Selon un reportage de The Information, Tesla est très en retard sur l’objectif public d’Elon Musk de produire 5 000 robots humanoïdes Optimus d’ici la fin de l’année. À ce jour, seuls quelques centaines d’unités auraient été fabriquées, ce qui implique une accélération spectaculaire si Tesla souhaite atteindre sa cible. Ce constat met en lumière l’écart persistant entre les promesses d’innovation du dirigeant et les réalités industrielles du constructeur.
Cette ambition survient dans un contexte morose pour le constructeur automobile, dont les revenus ont chuté de 12 % au deuxième trimestre. Le patron de Tesla multiplie les déclarations ambitieuses, prévoyant un million de robots produits par an d’ici 2030 et une valorisation de l’entreprise portée à 25 000 milliards de dollars grâce à Optimus, soit plus de 26 fois sa valeur actuelle.

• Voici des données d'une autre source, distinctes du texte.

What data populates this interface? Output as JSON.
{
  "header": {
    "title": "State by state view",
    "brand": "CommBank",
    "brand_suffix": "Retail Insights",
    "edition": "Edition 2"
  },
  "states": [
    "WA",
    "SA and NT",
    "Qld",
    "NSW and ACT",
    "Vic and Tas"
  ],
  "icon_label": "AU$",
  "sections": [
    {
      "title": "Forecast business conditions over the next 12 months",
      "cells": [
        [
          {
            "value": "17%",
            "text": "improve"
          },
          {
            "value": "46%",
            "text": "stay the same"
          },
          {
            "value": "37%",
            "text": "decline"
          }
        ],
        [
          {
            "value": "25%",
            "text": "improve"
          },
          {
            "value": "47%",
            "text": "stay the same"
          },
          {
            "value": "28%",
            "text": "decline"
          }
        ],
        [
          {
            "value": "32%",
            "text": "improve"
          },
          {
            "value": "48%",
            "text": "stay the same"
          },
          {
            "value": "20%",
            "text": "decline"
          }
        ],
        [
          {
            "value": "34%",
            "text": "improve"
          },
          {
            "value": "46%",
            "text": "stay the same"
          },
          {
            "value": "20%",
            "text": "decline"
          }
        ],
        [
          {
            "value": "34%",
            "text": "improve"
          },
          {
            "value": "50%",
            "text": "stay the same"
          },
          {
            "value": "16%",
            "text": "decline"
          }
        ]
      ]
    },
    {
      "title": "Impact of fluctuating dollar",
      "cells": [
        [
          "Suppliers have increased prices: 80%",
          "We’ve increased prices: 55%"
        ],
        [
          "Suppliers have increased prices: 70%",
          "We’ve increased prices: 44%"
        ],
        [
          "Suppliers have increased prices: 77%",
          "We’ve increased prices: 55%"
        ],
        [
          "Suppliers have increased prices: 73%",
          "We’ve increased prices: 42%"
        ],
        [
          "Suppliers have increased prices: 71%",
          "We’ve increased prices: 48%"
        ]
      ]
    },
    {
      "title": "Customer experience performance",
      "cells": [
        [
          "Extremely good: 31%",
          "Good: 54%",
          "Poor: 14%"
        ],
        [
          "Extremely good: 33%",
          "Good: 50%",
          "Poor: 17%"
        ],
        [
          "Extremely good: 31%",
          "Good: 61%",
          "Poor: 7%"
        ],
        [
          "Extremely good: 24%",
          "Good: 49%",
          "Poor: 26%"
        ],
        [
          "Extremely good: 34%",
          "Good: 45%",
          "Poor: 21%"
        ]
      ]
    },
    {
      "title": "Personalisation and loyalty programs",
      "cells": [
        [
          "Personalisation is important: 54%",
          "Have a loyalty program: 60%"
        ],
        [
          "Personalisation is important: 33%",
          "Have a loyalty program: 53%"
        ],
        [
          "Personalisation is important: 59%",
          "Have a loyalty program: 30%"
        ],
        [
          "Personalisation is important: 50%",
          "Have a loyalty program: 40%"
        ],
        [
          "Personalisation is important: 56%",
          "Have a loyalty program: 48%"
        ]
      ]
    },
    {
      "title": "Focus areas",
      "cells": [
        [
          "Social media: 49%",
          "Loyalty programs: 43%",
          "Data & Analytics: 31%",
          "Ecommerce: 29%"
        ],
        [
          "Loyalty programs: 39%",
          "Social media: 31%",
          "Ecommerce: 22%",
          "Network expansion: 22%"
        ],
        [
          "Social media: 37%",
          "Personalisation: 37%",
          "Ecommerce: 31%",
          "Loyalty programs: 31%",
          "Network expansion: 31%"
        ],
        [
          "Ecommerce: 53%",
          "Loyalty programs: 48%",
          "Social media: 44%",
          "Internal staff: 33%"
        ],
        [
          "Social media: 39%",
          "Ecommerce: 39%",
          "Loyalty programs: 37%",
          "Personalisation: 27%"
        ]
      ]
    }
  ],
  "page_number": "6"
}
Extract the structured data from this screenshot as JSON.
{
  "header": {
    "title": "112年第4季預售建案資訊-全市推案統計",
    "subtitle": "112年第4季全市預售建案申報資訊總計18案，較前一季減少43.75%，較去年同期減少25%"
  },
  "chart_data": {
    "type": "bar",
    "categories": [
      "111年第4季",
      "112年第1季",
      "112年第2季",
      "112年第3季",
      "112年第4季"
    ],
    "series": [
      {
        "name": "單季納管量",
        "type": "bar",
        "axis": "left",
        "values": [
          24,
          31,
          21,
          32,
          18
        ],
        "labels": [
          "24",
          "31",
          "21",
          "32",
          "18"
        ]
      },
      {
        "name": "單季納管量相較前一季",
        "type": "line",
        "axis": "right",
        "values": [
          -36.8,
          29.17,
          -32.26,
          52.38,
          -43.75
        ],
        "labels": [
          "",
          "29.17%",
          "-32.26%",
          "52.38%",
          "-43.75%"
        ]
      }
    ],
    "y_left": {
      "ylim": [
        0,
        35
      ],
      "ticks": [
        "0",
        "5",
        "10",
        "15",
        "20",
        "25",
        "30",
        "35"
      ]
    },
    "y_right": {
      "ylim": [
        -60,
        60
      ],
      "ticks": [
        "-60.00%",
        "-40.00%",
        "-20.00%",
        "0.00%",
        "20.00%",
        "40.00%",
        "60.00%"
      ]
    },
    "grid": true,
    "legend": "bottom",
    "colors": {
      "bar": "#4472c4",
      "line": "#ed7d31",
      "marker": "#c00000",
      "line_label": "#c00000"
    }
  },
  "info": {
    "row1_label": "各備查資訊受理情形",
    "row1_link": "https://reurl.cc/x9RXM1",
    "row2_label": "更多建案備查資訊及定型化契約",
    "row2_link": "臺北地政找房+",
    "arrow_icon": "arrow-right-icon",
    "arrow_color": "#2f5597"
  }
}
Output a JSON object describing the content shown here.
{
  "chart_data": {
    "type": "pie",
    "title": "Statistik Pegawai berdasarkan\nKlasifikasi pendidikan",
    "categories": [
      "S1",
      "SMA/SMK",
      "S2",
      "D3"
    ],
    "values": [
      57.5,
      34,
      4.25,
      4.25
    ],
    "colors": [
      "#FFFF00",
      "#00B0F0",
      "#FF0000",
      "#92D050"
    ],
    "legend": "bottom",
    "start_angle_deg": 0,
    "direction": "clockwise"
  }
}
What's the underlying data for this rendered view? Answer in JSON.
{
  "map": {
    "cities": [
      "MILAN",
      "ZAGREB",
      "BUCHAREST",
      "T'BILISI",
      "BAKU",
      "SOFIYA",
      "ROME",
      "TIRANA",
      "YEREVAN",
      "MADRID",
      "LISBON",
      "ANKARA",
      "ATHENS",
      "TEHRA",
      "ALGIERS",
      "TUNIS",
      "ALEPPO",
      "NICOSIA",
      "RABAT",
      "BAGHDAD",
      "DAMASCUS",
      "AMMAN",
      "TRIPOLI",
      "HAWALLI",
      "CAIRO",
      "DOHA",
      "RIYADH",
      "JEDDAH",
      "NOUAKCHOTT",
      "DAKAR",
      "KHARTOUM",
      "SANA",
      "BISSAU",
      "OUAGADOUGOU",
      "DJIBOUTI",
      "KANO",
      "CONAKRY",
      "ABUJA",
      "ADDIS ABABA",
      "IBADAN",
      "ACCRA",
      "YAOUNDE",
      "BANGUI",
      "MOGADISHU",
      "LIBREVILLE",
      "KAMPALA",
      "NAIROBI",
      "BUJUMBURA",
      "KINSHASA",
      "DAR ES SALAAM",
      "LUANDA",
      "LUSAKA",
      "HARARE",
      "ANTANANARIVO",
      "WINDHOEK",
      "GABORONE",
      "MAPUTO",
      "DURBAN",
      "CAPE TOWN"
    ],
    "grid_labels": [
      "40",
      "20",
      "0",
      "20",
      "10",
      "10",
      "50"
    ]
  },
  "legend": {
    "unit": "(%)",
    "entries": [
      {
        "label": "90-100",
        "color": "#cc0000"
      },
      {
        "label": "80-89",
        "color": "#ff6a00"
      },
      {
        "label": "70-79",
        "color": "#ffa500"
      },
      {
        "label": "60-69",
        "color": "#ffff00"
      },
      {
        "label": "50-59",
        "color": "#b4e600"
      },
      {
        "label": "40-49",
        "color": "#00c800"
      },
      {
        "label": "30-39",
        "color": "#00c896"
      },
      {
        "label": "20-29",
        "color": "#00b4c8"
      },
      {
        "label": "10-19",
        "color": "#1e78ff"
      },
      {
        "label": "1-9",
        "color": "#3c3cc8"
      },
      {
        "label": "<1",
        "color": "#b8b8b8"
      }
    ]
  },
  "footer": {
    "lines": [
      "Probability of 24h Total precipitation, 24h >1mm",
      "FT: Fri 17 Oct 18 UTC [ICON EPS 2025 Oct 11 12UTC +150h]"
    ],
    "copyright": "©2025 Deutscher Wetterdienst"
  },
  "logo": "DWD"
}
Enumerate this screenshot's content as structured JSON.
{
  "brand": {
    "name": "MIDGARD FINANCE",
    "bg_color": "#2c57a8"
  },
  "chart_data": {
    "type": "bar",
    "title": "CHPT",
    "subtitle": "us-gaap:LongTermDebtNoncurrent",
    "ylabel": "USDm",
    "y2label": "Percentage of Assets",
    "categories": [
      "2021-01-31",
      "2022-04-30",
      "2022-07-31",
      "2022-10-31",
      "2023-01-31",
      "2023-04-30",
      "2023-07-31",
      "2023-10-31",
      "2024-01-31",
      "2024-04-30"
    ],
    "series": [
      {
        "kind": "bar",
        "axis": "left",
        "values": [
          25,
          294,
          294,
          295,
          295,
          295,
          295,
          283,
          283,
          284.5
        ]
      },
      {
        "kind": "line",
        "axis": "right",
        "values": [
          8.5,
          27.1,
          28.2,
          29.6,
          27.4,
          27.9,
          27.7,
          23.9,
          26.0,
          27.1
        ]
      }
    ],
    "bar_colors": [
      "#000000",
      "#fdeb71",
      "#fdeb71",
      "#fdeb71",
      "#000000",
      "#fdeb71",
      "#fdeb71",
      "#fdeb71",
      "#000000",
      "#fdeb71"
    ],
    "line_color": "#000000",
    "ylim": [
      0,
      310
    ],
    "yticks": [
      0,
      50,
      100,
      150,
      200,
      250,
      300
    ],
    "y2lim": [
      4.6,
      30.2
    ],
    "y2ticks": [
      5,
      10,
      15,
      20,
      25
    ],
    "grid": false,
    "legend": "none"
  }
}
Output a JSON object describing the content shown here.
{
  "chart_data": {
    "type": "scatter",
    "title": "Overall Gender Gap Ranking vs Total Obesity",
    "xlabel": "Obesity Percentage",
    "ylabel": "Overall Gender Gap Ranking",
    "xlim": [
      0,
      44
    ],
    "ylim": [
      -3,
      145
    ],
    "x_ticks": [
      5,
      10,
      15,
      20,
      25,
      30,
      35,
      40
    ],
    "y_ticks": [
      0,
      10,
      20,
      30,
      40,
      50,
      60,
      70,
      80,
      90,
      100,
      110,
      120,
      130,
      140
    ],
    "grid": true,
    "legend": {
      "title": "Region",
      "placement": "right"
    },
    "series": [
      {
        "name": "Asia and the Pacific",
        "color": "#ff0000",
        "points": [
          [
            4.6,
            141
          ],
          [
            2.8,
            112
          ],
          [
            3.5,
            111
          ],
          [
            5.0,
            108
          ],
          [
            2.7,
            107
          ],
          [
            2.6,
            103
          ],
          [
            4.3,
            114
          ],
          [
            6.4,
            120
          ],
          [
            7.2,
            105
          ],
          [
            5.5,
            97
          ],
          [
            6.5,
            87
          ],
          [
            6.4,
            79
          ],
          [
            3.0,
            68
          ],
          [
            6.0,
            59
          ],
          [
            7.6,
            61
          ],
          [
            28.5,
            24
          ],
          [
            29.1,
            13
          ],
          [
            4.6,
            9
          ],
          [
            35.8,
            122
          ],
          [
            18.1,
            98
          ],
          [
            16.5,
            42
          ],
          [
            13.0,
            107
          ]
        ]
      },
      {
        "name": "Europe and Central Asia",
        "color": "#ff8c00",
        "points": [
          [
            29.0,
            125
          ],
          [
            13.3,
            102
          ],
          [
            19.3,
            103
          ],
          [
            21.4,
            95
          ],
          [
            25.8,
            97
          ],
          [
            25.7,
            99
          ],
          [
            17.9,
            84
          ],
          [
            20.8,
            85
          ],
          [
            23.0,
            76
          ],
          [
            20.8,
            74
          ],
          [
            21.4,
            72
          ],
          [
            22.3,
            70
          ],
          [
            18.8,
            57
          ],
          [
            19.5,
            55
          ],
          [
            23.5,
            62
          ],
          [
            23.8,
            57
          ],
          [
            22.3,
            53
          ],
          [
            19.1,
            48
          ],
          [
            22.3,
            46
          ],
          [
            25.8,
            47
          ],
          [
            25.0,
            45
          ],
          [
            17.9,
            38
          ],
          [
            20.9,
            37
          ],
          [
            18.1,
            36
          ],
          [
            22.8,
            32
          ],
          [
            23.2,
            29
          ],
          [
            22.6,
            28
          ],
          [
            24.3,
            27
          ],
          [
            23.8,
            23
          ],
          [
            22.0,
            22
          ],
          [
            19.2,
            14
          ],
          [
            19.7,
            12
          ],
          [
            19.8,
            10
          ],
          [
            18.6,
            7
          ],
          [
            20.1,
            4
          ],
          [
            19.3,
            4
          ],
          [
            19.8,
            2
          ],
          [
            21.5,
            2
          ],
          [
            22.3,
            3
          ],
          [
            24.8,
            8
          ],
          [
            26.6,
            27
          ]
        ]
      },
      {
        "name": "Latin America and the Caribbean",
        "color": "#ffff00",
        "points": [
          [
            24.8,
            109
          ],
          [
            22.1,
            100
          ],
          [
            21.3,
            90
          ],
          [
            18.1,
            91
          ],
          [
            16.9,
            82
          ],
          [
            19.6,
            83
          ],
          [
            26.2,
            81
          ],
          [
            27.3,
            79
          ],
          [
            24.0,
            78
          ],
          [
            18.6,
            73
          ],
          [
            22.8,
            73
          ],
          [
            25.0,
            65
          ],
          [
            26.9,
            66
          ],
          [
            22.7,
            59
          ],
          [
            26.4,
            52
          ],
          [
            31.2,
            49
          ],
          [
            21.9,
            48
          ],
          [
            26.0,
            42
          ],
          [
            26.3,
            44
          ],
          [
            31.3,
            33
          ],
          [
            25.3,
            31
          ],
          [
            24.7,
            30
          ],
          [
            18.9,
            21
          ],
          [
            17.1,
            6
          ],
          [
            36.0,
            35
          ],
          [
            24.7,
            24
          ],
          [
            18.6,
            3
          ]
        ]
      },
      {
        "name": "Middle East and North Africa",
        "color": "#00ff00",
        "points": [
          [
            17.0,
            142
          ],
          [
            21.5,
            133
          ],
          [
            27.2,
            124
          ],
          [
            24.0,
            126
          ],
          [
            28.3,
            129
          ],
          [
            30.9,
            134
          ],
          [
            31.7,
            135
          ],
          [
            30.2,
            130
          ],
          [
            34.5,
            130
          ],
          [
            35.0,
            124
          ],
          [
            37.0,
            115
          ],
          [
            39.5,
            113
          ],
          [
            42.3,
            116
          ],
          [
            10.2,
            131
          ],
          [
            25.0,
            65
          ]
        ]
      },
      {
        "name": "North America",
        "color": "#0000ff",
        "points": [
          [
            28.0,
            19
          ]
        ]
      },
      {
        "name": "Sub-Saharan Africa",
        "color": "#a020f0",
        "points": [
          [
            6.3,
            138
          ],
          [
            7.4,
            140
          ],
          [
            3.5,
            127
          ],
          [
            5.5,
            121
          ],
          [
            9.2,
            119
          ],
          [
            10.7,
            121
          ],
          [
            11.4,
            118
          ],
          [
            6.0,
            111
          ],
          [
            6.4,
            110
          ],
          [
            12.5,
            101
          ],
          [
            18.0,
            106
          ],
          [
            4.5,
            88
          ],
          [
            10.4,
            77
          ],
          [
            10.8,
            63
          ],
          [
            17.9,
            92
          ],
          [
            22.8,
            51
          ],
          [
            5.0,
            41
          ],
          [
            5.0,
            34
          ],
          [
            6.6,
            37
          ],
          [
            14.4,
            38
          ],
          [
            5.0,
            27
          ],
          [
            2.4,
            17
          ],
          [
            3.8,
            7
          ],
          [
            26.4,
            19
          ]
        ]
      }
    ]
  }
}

Mais entre la vision et la réalité, le chemin est semé d’embûches. Le développement des mains humanoïdes, essentielles à la polyvalence promise d’Optimus, reste un obstacle majeur. Tesla continue de peaufiner ces composants critiques, au point que certains modèles attendent encore bras et avant-bras pour être fonctionnels. Le programme, mené dans une grande opacité même au sein de Tesla, mobilise plusieurs centaines de personnes, mais leurs identités sont absentes de l’organigramme officiel.
Le départ en juin de Milan Kovac, responsable de l’ingénierie Optimus, a fragilisé davantage le programme. Son remplaçant, Ashok Elluswamy, jusqu’ici à la tête de l’intelligence artificielle chez Tesla, doit désormais assurer la continuité tout en défendant l’entreprise contre une plainte déposée contre une startup accusée de vol de secrets industriels liés aux mains robotiques.
Depuis les premières démonstrations spectaculaires, comme celle d’un robot servant du popcorn lors de l’ouverture d’un restaurant Tesla à Los Angeles, jusqu’aux tests dans les usines de Fremont et Palo Alto, la communication autour d’Optimus repose largement sur des effets de scène. Des vidéos montrant le robot figé ou maladroit lors d’événements alimentent cependant le scepticisme.
L’histoire d’Optimus, débutée en 2021, est née autant d’un projet d’innovation que d’une stratégie RH : garder les talents une fois la conduite autonome atteinte. Mais trois ans plus tard, l’intégration entre les équipes d’Autopilot et d’Optimus ne suffit pas à lever les doutes sur la pertinence technologique et commerciale du projet.
En interne, certains ingénieurs estiment que des pinces intelligentes suffiraient à accomplir la majorité des tâches ciblées, notamment en usine. Musk, lui, maintient une vision domestique et martienne de ses robots : en 2027, un Optimus devrait être envoyé sur Mars à bord d’un vaisseau SpaceX pour y planter le drapeau américain.
À ce jour, malgré un noyau dur d’investisseurs conquis par la perspective, comme Gavin Baker d’Atreides Management, les marchés restent prudents. Depuis janvier, l’action Tesla a perdu 24 %. Le grand test aura lieu en novembre lors de l’assemblée des actionnaires, où Musk promet une présentation entourée d’une chorégraphie de robots Optimus. En espérant, cette fois, qu’aucun ne tombe en panne.